[This entry isn't finished yet - I need my tasting notes.]
Dan and I went to Slovenia last month. Slovenia [not Slovakia] is perhaps best known as the first Yugoslav republic to have left Yugoslavia [the war lasted ten days and there were very, very few deaths]. It's a small country [there are fewer Slovenes than residents of King County, Washington] with a wide range of terrain, from actual Alps [two kinds] to a bit of Hungarian-style puszta, plus a tiny Adriatic coastline and the deservedly famous Karst, home to fantastic caves [which we visited] and Lipica [home of stallions; this, we avoided].

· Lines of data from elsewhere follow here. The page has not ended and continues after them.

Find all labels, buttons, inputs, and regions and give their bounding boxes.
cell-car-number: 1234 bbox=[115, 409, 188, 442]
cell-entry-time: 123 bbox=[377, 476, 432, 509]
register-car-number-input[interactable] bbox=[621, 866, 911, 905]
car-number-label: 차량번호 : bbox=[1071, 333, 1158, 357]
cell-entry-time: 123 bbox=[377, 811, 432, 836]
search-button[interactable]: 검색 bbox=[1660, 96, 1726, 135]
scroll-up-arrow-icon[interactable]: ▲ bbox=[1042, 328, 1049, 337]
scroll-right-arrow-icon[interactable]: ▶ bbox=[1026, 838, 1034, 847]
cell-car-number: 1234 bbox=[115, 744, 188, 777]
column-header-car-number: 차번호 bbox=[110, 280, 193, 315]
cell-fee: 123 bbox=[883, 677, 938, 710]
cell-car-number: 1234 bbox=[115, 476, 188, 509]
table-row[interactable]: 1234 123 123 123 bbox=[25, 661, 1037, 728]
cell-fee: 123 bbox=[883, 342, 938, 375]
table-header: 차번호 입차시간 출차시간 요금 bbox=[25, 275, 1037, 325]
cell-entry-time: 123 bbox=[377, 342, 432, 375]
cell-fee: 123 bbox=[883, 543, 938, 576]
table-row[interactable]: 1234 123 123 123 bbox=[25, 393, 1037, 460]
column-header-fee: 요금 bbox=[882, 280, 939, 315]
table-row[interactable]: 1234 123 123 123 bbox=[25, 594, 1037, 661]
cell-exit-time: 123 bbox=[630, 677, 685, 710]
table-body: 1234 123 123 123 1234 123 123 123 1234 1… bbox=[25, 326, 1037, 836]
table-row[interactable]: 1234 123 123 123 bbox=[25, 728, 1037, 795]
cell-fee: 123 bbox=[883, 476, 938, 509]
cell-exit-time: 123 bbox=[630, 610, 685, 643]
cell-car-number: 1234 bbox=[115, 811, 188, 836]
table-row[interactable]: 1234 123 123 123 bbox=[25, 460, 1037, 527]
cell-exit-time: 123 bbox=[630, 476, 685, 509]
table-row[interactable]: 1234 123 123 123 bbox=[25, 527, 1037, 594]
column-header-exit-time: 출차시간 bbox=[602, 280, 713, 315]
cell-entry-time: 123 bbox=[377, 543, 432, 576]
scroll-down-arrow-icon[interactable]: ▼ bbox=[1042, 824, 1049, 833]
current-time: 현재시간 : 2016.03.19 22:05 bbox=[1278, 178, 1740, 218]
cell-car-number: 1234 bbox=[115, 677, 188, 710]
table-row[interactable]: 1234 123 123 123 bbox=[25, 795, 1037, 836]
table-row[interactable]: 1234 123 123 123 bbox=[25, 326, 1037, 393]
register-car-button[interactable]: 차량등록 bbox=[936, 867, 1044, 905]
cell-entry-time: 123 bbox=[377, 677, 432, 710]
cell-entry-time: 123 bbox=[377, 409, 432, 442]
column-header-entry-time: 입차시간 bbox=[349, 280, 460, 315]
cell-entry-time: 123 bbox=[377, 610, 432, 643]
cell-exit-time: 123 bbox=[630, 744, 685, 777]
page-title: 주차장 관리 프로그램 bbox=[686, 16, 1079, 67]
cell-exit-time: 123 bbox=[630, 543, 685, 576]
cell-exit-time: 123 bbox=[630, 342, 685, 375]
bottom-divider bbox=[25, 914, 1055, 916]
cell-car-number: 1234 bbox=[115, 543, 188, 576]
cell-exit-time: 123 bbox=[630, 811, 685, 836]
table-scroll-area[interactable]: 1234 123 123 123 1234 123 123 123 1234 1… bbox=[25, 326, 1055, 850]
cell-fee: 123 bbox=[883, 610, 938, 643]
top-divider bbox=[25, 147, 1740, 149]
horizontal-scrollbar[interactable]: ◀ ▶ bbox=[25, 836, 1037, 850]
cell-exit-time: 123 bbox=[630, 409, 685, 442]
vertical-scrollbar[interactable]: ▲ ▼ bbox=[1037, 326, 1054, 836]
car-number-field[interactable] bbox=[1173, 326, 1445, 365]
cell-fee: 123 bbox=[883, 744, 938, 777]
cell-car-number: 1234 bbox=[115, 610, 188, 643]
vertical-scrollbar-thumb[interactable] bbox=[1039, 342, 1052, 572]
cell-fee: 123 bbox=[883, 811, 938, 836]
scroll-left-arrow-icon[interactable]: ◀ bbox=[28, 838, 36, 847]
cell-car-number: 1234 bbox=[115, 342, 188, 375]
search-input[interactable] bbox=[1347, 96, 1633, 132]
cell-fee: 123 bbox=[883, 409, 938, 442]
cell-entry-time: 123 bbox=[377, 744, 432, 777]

I was originally interested in Slovenia simply because I am an occasional fan of Laibach, IRWIN, NSK, etc. If you're not familiar with that stuff, well, Laibach are a band from Slovenia perhaps best known for looking and sounding like German fascists with a real flair for over the top cover versions [most notably, a nearly-complete version of Let It Be; my favorite is their version of Queen's One Vision sung in the manner of a Nuremberg youth rally circa 1938]. Of course, the caves hold a special fascination for me as well. Wine never really entered into the equation at all.
We bought tickets to Ljubljana on easyJet for the princely sum of £30 each - round trip - and then I had to set about planning a five day vacation there. I did the math, and it turns out it was cheaper to actually hire a car and driver to drive us around the country, staying at a different hotel every night, with meals and wine tours thrown in. Why? I have no idea. I suspect the tour was subsidized by the Slovene wine industry to show some Americans how great their products are.
First of all, they're not. They suck ass. I didn't have a bottle of anything truly good while I was there. In fact, we gave up and stuck with beer after the first forty-eight hours.
But I'm getting ahead of myself here.
Landing at Ljubljana airport was fun: there are no jetways there, just a couple of big white "park here" circles in front of the terminal for incoming aircraft. The terminal was tiny - again, not surprising for such a small country. I had some trouble getting past Customs as my passport has no blank pages in it for entry stamps - yeah, I know. I should get new pages pasted in this summer. After a lot of "well, I'm really really sorry, but I don't know how to make you happy" the border guard relented and let me in. Whatever. Anyhow, we picked up our bags and left the terminal, where a young man stood holding a "Pratt-McKean" sign. Cool!
Jan, our guide and driver, was a 30-something Slovene who spoke excellent English, having learned it at the American school in Athens. Apparently, he was one of about three Slovenes who can speak modern Greek; he was going on to Athens after our tour to do translation work for the Slovene TV company sent to cover the 2004 Olympics. We set out for Maribor, the second city of Slovenia, in an Opel station wagon. The tour company even paid for the tolls on the motorways, which was great; eventually, we made it to Maribor, turning just before downtown to head up to a ski resort in the mountains, where we checked in to a perfectly nice double room. It being a Sunday, everything was pretty much closed, but we were able to walk around downtown Maribor that evening, the "high point" of the tour being a particularly old grapevine said to be the oldest in the country. Nice, but also kind of lame. We stopped in for a bottle of white wine [mix of at least five varities, no varietal character, vaguely sweet, but altogether OK] before heading back to the hotel for a quick dinner of Wiener schnitzel and French fries [Slovenia was part of the Hapsburg empire for so long that apparently they forgot to invent their own cuisine]. I promptly fell asleep at about 8 PM. Yay for jet lag!
Monday morning marked the official beginning of our wine tasting extravaganza. In the morning, we headed for Radgonske gorice, which would appear to be one of Slovenia's best regarded producers of sparkling wines, aka penina. I was amused to see that the Austrian border was located about a two minute walk from their cellars, which had been recently renovated, presumably so as to attract Austrians across the border. We tried their short list of wines, being their cheap whites and cheap sparkling wines. I'll save the tasting notes for later, but basically everything was ordinary and boring, but correct. To give you an idea on pricing, the sparkling wine [méthode traditionelle] was about US$7 a bottle.